Question: "Find an $x$ such that $x^2 = 9$."

Answer: "I magically intuited that $x=3$ might work. I plugged that into the equation, and found that indeed $x=3$ causes $x^2=9$. So my answer is $x=3$."

Or, to phrase it more formally: "Let $x=3$. Then $x^2 = 9$. So $x=3$ is my answer."

That's a guess-and-verify answer. The reason it's a valid answer is because all I need to do to demonstrate that I've found a valid $x$ is to display such an $x$ and prove that it has the right property. A proof need not say anything about how the creator came up with it.

Circular reasoning in this instance would go something like "Suppose $4^2 = 9$. Then $x=4$ would work. So $x=4$ is my answer." The key here is that we've got a hanging assumption at the beginning of the proof: we supposed $4^2 = 9$, and all the rest of the argument depends on that assumption, which we never proved to hold. The difference between this argument and the former, valid argument is that we're allowed to assign values to variables freely as long as we do so consistently (we can't let $x=3$ and $x=4$ in the same phrase), and that's what we did in the correct argument. But "suppose $4^2 = 9$" is attempting to assign values to other values, rather than to variables.

If you have a more specific and less obviously-trivial example, I'd be happy to walk through it.


I think there's another potential issue at play here. The "mysterious process" of finding the right guess $x$ often does involve making dubious assumptions. But all that doesn't matter, because it's not part of the proof.
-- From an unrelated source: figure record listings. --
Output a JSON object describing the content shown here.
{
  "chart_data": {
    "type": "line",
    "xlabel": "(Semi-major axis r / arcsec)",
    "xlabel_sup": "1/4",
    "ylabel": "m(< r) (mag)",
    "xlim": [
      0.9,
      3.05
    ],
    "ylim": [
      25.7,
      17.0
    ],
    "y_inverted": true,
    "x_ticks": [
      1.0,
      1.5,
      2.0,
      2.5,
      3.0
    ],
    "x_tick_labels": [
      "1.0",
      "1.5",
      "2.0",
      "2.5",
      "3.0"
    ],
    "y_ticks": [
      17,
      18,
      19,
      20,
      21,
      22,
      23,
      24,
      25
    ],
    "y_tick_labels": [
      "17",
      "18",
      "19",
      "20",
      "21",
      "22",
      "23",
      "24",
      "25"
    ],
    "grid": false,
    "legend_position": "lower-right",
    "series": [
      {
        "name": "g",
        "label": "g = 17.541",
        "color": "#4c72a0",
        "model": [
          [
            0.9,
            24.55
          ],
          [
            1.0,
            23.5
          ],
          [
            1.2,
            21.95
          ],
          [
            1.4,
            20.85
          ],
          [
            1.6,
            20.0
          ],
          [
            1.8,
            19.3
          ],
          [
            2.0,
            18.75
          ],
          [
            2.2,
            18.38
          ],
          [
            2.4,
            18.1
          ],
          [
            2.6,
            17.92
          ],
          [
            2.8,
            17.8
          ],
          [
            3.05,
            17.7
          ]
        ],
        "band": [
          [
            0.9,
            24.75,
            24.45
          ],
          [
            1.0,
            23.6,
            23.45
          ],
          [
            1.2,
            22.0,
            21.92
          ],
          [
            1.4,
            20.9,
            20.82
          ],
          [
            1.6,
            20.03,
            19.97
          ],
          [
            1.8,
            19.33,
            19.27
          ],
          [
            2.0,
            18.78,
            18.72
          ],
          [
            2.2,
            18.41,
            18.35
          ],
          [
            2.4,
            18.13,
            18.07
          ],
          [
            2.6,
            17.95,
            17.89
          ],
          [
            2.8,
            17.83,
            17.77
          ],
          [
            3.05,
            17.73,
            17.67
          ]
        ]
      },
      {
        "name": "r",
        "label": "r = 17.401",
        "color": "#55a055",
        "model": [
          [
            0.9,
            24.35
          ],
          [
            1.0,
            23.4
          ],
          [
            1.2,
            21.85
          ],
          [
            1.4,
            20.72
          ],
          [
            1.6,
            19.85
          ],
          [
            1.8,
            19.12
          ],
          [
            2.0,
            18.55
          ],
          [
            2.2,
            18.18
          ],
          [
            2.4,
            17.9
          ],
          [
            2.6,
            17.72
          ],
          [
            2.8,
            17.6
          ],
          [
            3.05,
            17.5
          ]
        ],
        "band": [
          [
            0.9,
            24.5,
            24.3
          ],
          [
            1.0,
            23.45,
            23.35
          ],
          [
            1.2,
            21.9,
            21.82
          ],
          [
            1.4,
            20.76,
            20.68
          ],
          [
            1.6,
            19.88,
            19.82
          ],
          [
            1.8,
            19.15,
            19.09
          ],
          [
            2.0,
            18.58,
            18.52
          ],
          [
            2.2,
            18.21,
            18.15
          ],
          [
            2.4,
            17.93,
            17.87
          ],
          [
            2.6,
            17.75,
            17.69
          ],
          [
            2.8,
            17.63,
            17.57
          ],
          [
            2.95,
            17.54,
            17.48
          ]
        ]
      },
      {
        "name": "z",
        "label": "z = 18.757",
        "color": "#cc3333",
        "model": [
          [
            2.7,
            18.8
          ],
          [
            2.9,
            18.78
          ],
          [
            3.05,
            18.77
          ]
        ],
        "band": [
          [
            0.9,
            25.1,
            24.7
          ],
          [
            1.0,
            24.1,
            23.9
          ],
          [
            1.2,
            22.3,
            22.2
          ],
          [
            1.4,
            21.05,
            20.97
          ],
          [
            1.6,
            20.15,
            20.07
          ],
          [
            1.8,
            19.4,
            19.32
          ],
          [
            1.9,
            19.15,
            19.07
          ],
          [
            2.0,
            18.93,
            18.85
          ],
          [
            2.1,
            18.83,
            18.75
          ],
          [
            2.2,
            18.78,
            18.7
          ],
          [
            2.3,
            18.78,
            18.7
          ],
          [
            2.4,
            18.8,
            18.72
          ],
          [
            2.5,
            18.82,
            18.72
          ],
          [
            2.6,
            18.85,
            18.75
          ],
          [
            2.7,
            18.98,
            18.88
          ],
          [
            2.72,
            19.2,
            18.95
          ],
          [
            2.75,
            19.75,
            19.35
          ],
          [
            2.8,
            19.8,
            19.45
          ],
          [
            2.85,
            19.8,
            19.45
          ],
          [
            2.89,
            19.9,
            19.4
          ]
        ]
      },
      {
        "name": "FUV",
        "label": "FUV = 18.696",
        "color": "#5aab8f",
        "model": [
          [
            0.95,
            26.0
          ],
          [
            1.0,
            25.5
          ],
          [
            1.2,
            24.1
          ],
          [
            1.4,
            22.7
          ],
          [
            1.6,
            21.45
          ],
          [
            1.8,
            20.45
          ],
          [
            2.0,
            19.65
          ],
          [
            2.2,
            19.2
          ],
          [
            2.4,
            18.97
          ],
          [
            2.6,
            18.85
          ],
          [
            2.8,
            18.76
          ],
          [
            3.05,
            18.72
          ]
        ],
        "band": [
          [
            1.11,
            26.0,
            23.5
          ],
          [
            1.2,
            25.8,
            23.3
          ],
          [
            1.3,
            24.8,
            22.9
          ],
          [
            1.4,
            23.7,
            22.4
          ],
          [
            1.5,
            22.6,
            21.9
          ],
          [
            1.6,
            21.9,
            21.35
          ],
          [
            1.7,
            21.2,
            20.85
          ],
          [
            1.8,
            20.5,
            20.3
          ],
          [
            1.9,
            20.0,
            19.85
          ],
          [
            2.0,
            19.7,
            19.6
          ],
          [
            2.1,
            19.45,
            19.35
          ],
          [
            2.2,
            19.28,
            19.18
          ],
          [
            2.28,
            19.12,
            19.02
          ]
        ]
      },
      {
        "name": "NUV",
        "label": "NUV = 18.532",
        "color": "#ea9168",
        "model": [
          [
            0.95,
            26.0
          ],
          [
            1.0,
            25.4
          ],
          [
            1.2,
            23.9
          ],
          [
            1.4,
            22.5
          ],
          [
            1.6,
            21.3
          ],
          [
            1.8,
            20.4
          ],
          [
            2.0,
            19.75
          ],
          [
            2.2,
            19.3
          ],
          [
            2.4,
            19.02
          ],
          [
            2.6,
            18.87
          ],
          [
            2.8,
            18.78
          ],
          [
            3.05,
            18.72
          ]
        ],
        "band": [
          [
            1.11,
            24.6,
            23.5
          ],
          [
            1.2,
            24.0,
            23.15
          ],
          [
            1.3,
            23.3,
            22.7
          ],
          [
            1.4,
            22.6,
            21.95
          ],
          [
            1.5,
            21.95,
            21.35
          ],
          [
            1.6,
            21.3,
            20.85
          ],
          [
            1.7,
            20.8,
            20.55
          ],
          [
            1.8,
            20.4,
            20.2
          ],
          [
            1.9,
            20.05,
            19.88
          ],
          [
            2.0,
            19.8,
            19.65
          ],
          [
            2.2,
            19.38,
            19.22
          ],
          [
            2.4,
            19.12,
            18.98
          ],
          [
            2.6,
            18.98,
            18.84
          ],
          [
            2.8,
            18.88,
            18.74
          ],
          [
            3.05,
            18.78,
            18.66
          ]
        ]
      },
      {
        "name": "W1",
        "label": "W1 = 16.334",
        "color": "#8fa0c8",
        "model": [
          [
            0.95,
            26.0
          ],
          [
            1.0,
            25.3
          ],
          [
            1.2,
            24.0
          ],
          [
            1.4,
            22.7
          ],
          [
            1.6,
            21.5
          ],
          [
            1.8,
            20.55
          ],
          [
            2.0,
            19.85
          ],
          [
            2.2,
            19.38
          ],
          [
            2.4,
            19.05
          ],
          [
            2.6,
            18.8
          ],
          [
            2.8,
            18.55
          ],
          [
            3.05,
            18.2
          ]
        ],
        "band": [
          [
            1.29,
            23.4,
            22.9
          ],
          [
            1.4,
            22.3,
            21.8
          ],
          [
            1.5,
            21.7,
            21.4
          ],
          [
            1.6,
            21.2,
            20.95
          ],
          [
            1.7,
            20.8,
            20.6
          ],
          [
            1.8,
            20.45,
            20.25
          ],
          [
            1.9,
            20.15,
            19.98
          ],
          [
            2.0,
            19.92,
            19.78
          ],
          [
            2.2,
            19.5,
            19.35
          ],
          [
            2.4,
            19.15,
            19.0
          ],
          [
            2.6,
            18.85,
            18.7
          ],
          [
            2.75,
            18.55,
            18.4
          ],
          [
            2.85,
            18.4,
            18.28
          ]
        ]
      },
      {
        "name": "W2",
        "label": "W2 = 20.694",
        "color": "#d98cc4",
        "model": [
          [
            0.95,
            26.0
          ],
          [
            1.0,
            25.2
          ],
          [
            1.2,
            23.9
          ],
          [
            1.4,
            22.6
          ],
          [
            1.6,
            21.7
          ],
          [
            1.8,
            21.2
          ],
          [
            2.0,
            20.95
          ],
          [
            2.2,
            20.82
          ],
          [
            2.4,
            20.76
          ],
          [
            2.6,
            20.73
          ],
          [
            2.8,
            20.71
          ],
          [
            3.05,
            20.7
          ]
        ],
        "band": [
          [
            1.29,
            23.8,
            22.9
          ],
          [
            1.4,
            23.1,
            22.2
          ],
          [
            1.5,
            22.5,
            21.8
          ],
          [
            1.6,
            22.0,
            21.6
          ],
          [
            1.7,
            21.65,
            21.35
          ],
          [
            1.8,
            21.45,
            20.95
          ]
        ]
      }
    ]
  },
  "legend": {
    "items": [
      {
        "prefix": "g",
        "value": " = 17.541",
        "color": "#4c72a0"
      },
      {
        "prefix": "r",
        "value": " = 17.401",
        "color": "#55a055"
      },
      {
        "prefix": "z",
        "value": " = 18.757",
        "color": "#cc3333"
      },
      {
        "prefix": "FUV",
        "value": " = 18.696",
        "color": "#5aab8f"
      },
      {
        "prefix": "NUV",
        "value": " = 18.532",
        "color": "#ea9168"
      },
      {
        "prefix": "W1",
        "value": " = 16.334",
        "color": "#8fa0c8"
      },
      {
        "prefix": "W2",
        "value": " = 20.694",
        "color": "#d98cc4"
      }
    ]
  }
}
Once you have found the example, we don't care where it came from: it stands on its own, and one you prove (without any dubious assumptions) that it has the right properties, you're done.


Circular reasoning involves making an unjustified assumption; proof by guess-and-check, though, doesn't. What is (arguably) under-justified is the choice of example used; however, that doesn't make the proof invalid, merely more mysterious.

A proof is valid if it "follows the rules." There's no rule that says that the proof explain why each step is performed the way it is, the steps just have to be valid.